The word “love” is misunderstood in the modern language. Some use this word to mean a wide range of affections from “I love pizza” to “I love my family.” Others use the word to justify acts that are sinful, scandalous, or outright evil. The problem in English is we only have one word to describe various affections.
What exactly does Jesus mean in today’s Gospel when he says “love one another?” Here is a brief Catechesis of the Greek words for the types of love used in the scriptures:
Storge- (STOR-geh)- is an affection type of love, a feeling of empathy based on fondness or familiarity. It’s the love we see between parents and children or between other family members, or between pet and owner. You may never have been friends with a sibling, cousin etc...outside the context of being related to them, but storge is a fondness that comes with familiarity- it can exist even if you can’t stand the person. Even animals experience affection between one another, but this is not the highest form of love; it’s the love that least separates us from other creatures.
Philia (FIL-ee-uh): a love of choice. It is true friendship love; it is the love of a real friend Aristotle identified three forms of friendship:
1. Utility: A friendship of utility is based on function or use. The friends are useful to each other. 2. Pleasure: A friendship of pleasure is based on shared experiences (the friends share a love of the same things, interests, music, sport, etc.. ). In other words, they enjoy being with the friend. 3. Virtue: In a virtuous friendship, there is a common goal in which both people encourage one another to excellence. They do not let the friend be any less than he/she can be. In a virtuous Christian friendship, the common goal is heaven and a life of virtue.
Eros (AIR-os): is ultimately the yearning for the true, good, and beautiful that calls us out of our- selves. It might be found in the physical beauty of something or someone, the beauty of a sunset, or a song that moves us to tears, or in a truth that pierces our heart, or an act of kindness. In marriage, eros draws couples to all that is true, good, and beautiful in the beloved, not just the pleasure he or she can give. Eros is not lust.

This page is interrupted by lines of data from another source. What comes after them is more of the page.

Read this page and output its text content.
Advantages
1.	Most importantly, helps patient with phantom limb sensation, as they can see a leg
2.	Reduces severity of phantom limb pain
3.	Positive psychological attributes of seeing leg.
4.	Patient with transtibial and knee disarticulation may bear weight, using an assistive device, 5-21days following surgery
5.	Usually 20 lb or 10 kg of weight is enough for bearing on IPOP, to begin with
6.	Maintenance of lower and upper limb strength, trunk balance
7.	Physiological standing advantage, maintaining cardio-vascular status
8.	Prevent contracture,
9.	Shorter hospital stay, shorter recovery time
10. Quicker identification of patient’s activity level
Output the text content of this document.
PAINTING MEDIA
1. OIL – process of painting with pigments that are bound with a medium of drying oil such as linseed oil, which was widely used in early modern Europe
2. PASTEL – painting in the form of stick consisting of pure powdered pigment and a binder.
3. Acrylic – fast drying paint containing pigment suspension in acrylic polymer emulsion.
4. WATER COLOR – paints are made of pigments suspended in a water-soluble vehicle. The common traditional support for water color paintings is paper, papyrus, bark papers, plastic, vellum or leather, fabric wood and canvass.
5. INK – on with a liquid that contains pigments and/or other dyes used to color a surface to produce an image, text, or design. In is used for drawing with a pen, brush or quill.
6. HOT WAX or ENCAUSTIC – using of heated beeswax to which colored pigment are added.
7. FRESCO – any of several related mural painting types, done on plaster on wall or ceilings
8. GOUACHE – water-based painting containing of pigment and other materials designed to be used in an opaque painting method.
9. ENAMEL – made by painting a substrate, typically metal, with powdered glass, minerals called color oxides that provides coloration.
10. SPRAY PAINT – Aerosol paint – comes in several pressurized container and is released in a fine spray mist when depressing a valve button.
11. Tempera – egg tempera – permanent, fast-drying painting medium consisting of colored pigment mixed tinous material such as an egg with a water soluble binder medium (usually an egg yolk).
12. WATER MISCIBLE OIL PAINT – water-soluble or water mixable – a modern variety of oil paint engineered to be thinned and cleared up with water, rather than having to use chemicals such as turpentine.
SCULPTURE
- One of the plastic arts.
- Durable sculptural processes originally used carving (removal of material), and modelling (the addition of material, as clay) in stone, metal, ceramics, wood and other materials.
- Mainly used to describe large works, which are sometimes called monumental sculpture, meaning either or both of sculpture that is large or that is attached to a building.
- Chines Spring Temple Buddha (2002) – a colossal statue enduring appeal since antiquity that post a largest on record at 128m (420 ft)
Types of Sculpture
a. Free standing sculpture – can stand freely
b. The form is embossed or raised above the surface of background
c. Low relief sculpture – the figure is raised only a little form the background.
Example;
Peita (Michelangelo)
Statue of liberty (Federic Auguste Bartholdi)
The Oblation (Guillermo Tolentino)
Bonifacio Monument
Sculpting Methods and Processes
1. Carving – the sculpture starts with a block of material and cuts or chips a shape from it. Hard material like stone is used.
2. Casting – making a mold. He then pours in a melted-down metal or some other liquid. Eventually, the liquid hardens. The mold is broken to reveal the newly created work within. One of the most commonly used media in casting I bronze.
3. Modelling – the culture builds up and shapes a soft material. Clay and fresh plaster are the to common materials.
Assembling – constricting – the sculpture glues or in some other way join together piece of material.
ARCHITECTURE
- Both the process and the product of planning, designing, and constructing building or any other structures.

The force of eros can be twisted for our own self-serving pleasure, which often happens in our fallen world. Eros needs to be disciplined and purified if it is to provide not just a fleeting pleasure... there is a danger of being in love with pleasure itself, the idea of a person rather than the actual person.
Agape (uh-GAH-pay): Agape love wills, above all else, the good of the other person. When love is no longer focused on personal gratification or comfort, but lays downs one’s life and pleasure for what the other person needs, agape love is blooming. We see agape love in romantic films or certain super hero films where the hero risks his or her life for a loved one or someone else. But agape love is often lived much more quietly: in embracing daily household chores, being kind and patient when a loved one is suffered, forgiving when we have been wronged and letting go of our hurt, putting the needs of our spouse or child before our own.
Love is “willing the good of the other, for the other’s sake.”
No doubt Jesus experienced each of these loves: he felt storge love for his family and philia love for his Apostles. The eros of Christ led him to seek his Father in the intimacy of his prayers, but it was his agape love led him to the Cross.
So, when Jesus says “love one another,” to which “love” is he referring? Agape love.”This is how all will know that you are my disciples, if you have love (agape) for one another” (John 13:35).